Mercato, appunto. È questa la parola che il giurista Cesare Vivante utilizzò per convincere il legislatore ad unificare nel diritto privato i due grandi settori del diritto civile e del diritto commerciale che erano separati sino al codice attuale del 1942, che invece li ha unificati. E se dopo questa unificazione, fino ad oggi non si era sentita la necessità di operare distinguo tra atti di commercio “profit” e atti di commercio “no profit”, ciò era dovuto proprio al meccanismo delle esenzioni, che con norma di diritto pubblico, dunque sovraordinata al codice civile, tirava fuori dal diritto privato alcune situazioni quali appunto quelle relative alle attività di enti non commerciali, purché tali attività fossero appunto prevalentemente non commerciali.
Con la novità introdotta ieri dal Governo Monti di voler catalogare anche questa materia dentro il Mercato (e infatti il tema dell’esenzione Ici viene inserito nel Dl liberalizzazioni, dunque mercato, concorrenza) riemerge con decisione il tema delle regole per gli enti no profit. Sarebbe, infatti, a dir poco ingiusto ritenere che alcune attività commerciali no profit (come quelle delle scuole o delle mense ricordate) possano essere del tutto parificate a fini fiscali alle attività decisamente lucrative di enti non commerciali o addirittura di improbabili associazioni ludico-culturali.

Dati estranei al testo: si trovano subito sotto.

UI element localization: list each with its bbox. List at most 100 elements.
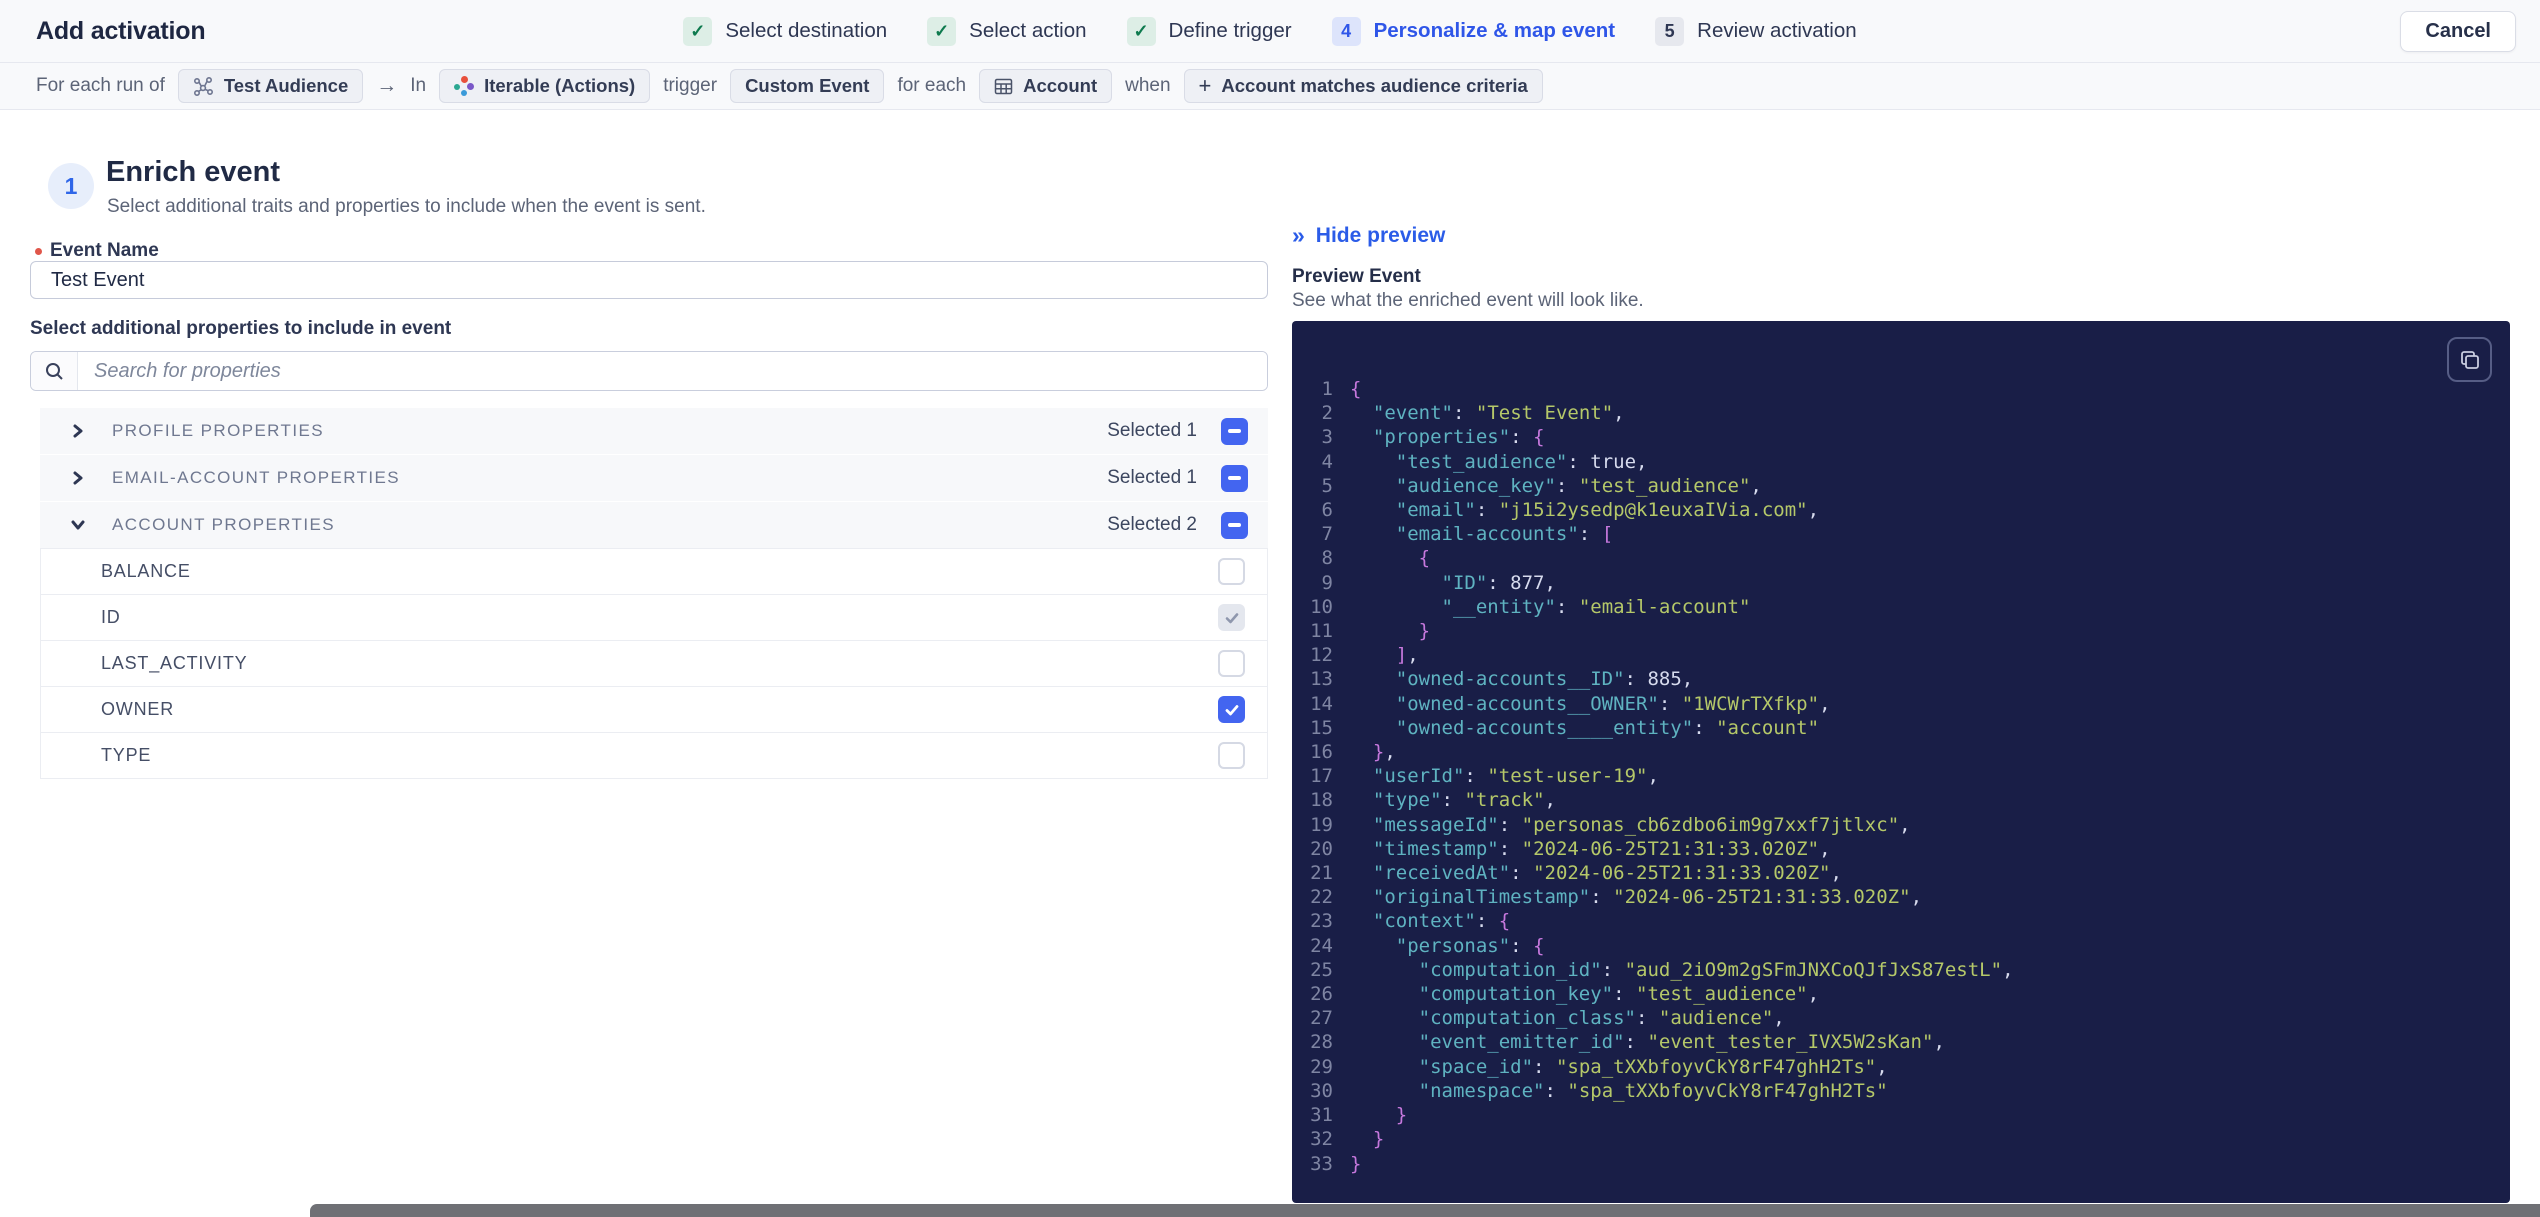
line-number: 19	[1310, 813, 1333, 836]
code-line: 25 "computation_id": "aud_2iO9m2gSFmJNXC…	[1292, 958, 2510, 982]
context-prefix: For each run of	[36, 75, 165, 96]
property-row-last-activity[interactable]: LAST_ACTIVITY	[40, 640, 1268, 687]
code-line: 29 "space_id": "spa_tXXbfoyvCkY8rF47ghH2…	[1292, 1055, 2510, 1079]
group-email-account-properties[interactable]: EMAIL-ACCOUNT PROPERTIES Selected 1	[40, 455, 1268, 501]
line-number: 9	[1321, 571, 1333, 594]
code-text: }	[1418, 620, 1431, 643]
code-line: 20 "timestamp": "2024-06-25T21:31:33.020…	[1292, 837, 2510, 861]
stepper: ✓ Select destination ✓ Select action ✓ D…	[683, 16, 1857, 46]
group-checkbox-indeterminate[interactable]	[1221, 464, 1248, 492]
check-icon: ✓	[683, 16, 713, 46]
code-text: "computation_class": "audience",	[1418, 1007, 1785, 1030]
step-define-trigger[interactable]: ✓ Define trigger	[1126, 16, 1292, 46]
code-text: "ID": 877,	[1441, 571, 1556, 594]
arrow-right-icon: →	[376, 74, 398, 97]
last-activity-checkbox[interactable]	[1218, 650, 1245, 677]
line-number: 20	[1310, 837, 1333, 860]
line-number: 29	[1310, 1055, 1333, 1078]
cancel-button[interactable]: Cancel	[2400, 11, 2516, 52]
step-label: Review activation	[1697, 19, 1857, 42]
code-text: "owned-accounts__ID": 885,	[1395, 668, 1694, 691]
code-lines: 1{2 "event": "Test Event", 3 "properties"…	[1292, 377, 2510, 1176]
line-number: 8	[1321, 547, 1333, 570]
criteria-chip-label: Account matches audience criteria	[1221, 75, 1528, 96]
code-line: 1{	[1292, 377, 2510, 401]
property-row-type[interactable]: TYPE	[40, 732, 1268, 779]
code-line: 33}	[1292, 1152, 2510, 1176]
code-line: 12 ],	[1292, 643, 2510, 667]
code-line: 23 "context": {	[1292, 909, 2510, 933]
step-select-destination[interactable]: ✓ Select destination	[683, 16, 887, 46]
copy-button[interactable]	[2447, 337, 2492, 382]
group-checkbox-indeterminate[interactable]	[1221, 511, 1248, 539]
id-checkbox[interactable]	[1218, 604, 1245, 631]
group-label: ACCOUNT PROPERTIES	[112, 515, 335, 534]
search-icon	[31, 352, 78, 390]
line-number: 10	[1310, 595, 1333, 618]
step-label: Select action	[969, 19, 1087, 42]
chevron-right-icon	[70, 471, 85, 486]
code-text: "event_emitter_id": "event_tester_IVX5W2…	[1418, 1031, 1945, 1054]
balance-checkbox[interactable]	[1218, 558, 1245, 585]
code-line: 31 }	[1292, 1103, 2510, 1127]
code-text: "originalTimestamp": "2024-06-25T21:31:3…	[1372, 886, 1923, 909]
trigger-chip[interactable]: Custom Event	[730, 69, 885, 103]
plus-icon: +	[1198, 73, 1212, 98]
group-checkbox-indeterminate[interactable]	[1221, 417, 1248, 445]
property-row-owner[interactable]: OWNER	[40, 686, 1268, 733]
group-label: EMAIL-ACCOUNT PROPERTIES	[112, 468, 401, 487]
context-bar: For each run of Test Audience → In Itera…	[0, 63, 2540, 110]
code-line: 7 "email-accounts": [	[1292, 522, 2510, 546]
line-number: 7	[1321, 523, 1333, 546]
property-label: OWNER	[101, 699, 174, 719]
owner-checkbox[interactable]	[1218, 696, 1245, 723]
step-review-activation[interactable]: 5 Review activation	[1655, 16, 1857, 46]
check-icon: ✓	[927, 16, 957, 46]
line-number: 3	[1321, 426, 1333, 449]
code-line: 21 "receivedAt": "2024-06-25T21:31:33.02…	[1292, 861, 2510, 885]
page-title: Add activation	[36, 16, 206, 45]
properties-accordion: PROFILE PROPERTIES Selected 1 EMAIL-ACCO…	[40, 408, 1268, 779]
enrich-subtitle: Select additional traits and properties …	[107, 196, 706, 217]
line-number: 6	[1321, 499, 1333, 522]
property-label: LAST_ACTIVITY	[101, 653, 248, 673]
property-row-id[interactable]: ID	[40, 594, 1268, 641]
audience-chip[interactable]: Test Audience	[177, 69, 364, 103]
step-select-action[interactable]: ✓ Select action	[927, 16, 1087, 46]
criteria-chip[interactable]: + Account matches audience criteria	[1183, 69, 1543, 103]
event-name-label: Event Name	[35, 240, 159, 262]
code-text: "personas": {	[1395, 934, 1545, 957]
search-input[interactable]	[78, 352, 1267, 390]
code-text: "__entity": "email-account"	[1441, 595, 1751, 618]
group-label: PROFILE PROPERTIES	[112, 421, 324, 440]
double-chevron-right-icon: »	[1292, 222, 1305, 248]
hide-preview-link[interactable]: » Hide preview	[1292, 222, 1445, 249]
code-text: }	[1395, 1104, 1408, 1127]
code-text: "context": {	[1372, 910, 1511, 933]
line-number: 30	[1310, 1079, 1333, 1102]
event-name-input[interactable]	[30, 261, 1268, 299]
entity-chip-label: Account	[1023, 75, 1098, 96]
code-text: "computation_id": "aud_2iO9m2gSFmJNXCoQJ…	[1418, 958, 2014, 981]
code-text: "owned-accounts____entity": "account"	[1395, 716, 1820, 739]
group-profile-properties[interactable]: PROFILE PROPERTIES Selected 1	[40, 408, 1268, 454]
destination-chip[interactable]: Iterable (Actions)	[439, 69, 651, 103]
group-account-properties[interactable]: ACCOUNT PROPERTIES Selected 2	[40, 502, 1268, 548]
code-line: 10 "__entity": "email-account"	[1292, 595, 2510, 619]
selected-count: Selected 1	[1107, 420, 1197, 441]
code-text: "properties": {	[1372, 426, 1545, 449]
code-line: 18 "type": "track",	[1292, 788, 2510, 812]
property-row-balance[interactable]: BALANCE	[40, 548, 1268, 595]
line-number: 18	[1310, 789, 1333, 812]
code-line: 13 "owned-accounts__ID": 885,	[1292, 667, 2510, 691]
required-marker	[35, 247, 42, 255]
step-personalize-map-event[interactable]: 4 Personalize & map event	[1331, 16, 1615, 46]
line-number: 31	[1310, 1104, 1333, 1127]
type-checkbox[interactable]	[1218, 742, 1245, 769]
line-number: 21	[1310, 862, 1333, 885]
preview-subtitle: See what the enriched event will look li…	[1292, 290, 1644, 311]
audience-chip-label: Test Audience	[223, 75, 349, 96]
audience-network-icon	[193, 76, 214, 97]
line-number: 5	[1321, 474, 1333, 497]
entity-chip[interactable]: Account	[979, 69, 1113, 103]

Occorre in altri termini riprendere con vigore il tema della riforma del nostro codice civile in ordine all’inserimento di uno statuto ad hoc per gli enti autenticamente no profit, sui quali in particolare Stefano Zamagni si batte da una vita. Altrimenti si rischia, con l’ambiguità di una norma che si limita ad operare distinzioni sul mero requisito della commercialità, di buttare via l’acqua sporca con dentro il bambino. Ma questo governo tecnico, proprio per la sua competenza anche giuridica, ha tutte le carte in regola per arrivare a quella riforma del codice civile che finalmente introduca tra l’impresa e gli enti non commerciali anche una regolamentazione specifica delle attività degli enti autenticamente no profit.